Então a meditação pode ajudar a diminuir os medos que seus filmes provocam, sr. Lynch? "Sem dúvida alguma!", responde, dando outro sorriso sarcástico.
Sonhos. Lynch sabe que seus dois últimos filmes ganharam no Brasil títulos que forçam uma relação entre sonho e realidade - "Cidade dos Sonhos" (2001) e "Império dos Sonhos" (2007). "Não gosto desses títulos", dispara, sobre a tradução para "Mulholland Drive." e "Inland Empire". "Sonhos noturnos raramente têm influência. Muitas vezes sonhos que acontecem durante o dia trazem idéias. Eu sempre digo que amo a lógica dos sonhos. E o cinema pode dizer a lógica dos sonhos, assim como coisas concretas."
SEGUNDA PARTE
David Lynch provoca risos e choro na UFMG
(Publicada no jornal "O Tempo" em 6 de agosto de 2008)
Reportagem: Marcelo Miranda. Foto: Filipe Chaves/CDCOMUFMG
O realizador de "Veludo Azul" (1986) e "Cidade dos Sonhos" (2001) preferiu deixar a conferência fluir a partir de perguntas dirigidas a ele. E aí, é claro, vieram desde dúvidas mais interessantes às mais absurdas. Enquanto um estudante perguntou sobre o quanto a memória influi no trabalho de Lynch, outro disse explicitamente que o diretor deve "fumar um ou tomar chá de cogumelo" para fazer seus filmes. De um lado houve quem perguntasse do processo de criação e o quanto havia de autobiográfico em seu primeiro longa, o cultuado e enigmático "Eraserhead" (1977); do outro, uma aluna elogiou o cabelo de Lynch e disse que estava lhe passando uma cantada - para, ao perceber o silêncio sepulcral na sala, completar: "Fiz uma piada, senhor Lynch".

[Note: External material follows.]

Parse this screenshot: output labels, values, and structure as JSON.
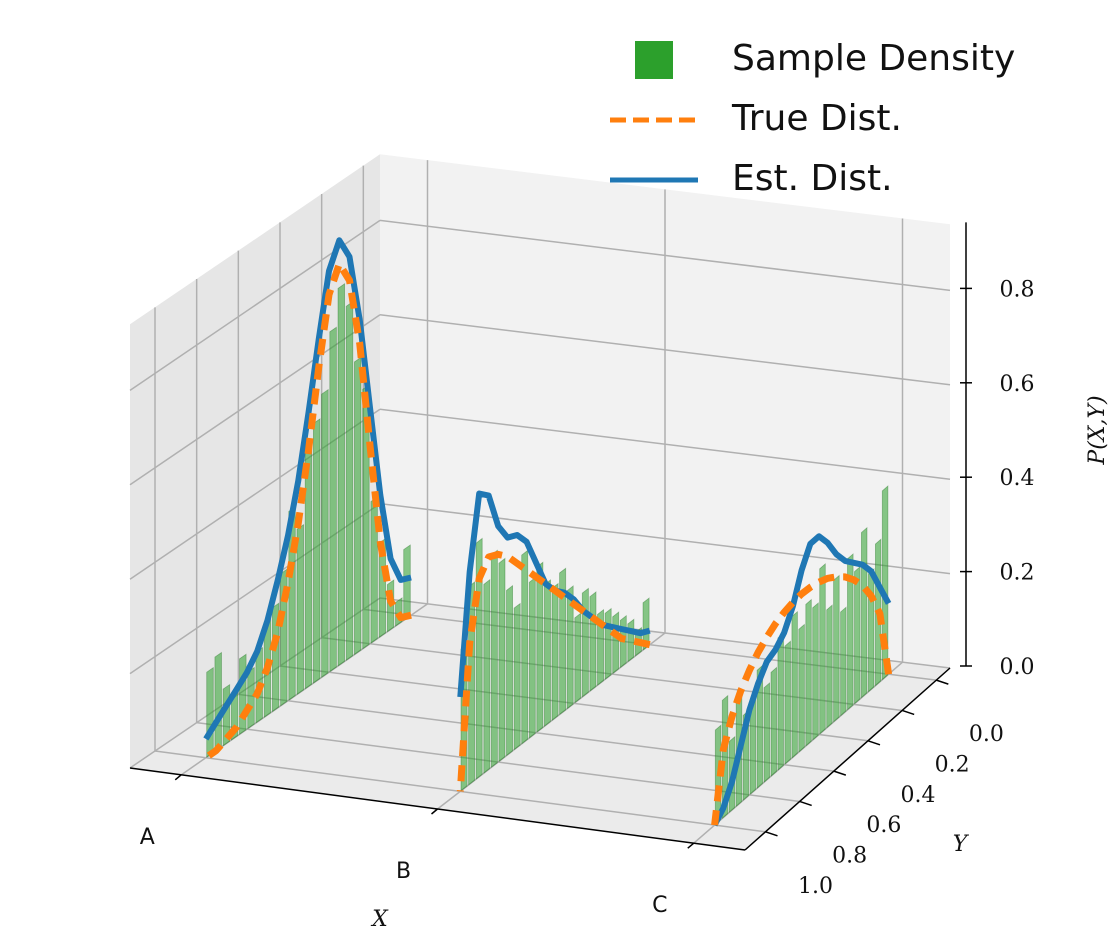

FRAGMENTOS. Lynch "enfrentou" a tudo e todos com a já notória paciência, tranqüilidade e simpatia - características deixadas claras também na entrevista exclusiva ao Magazine, publicada na edição de ontem. Falando mais de cinema do que de meditação transcendental - tema que, de fato, trouxe-lhe ao Brasil para divulgar o livro "Em Águas Profundas" -, Lynch mostrou- se à vontade para responder ou fugir de todas as questões levantadas na conferência. Logo na primeira, ele mostrou a que veio: perguntado, durante três minutos, pela professora Maria Esther Maciel (que o acompanhava na mesa, junto ao professor Heitor Capuzzo) a respeito de uma série de questões sobre sua obra, Lynch respondeu um sonoro "eu não sei", arrancando risos das centenas de pessoas que enchiam o auditório e quase toda a área externa do local.
Lynch basicamente focou- se na noção de idéias que nascem e são desenvolvidas, mostrando o quanto ele age mais pela intuição do que por qualquer tipo de racionalidade. "Tudo o que faço são a partir de idéias apaixonantes, e meu desafio é saber como transpô-las para o cinema", disse. "Mas elas nunca vêm de uma só vez. Sempre penso em fragmentos, e então tento desenvolver esses pedaços." O diretor mostrou-se arredio à relação com outros diretores. "Não tenho diálogo com realizadores e sou pateticamente desconhecedor de cinematografias do mundo." Também recusouse a falar de quaisquer elementos específicos de seus filmes - sobre uma pergunta da série "Twin Peaks", disse que "não fala a respeito disso"; quando questionado se podia comentar a famosa caixa azul de "Cidade dos Sonhos", apenas disse, delicadamente: "não".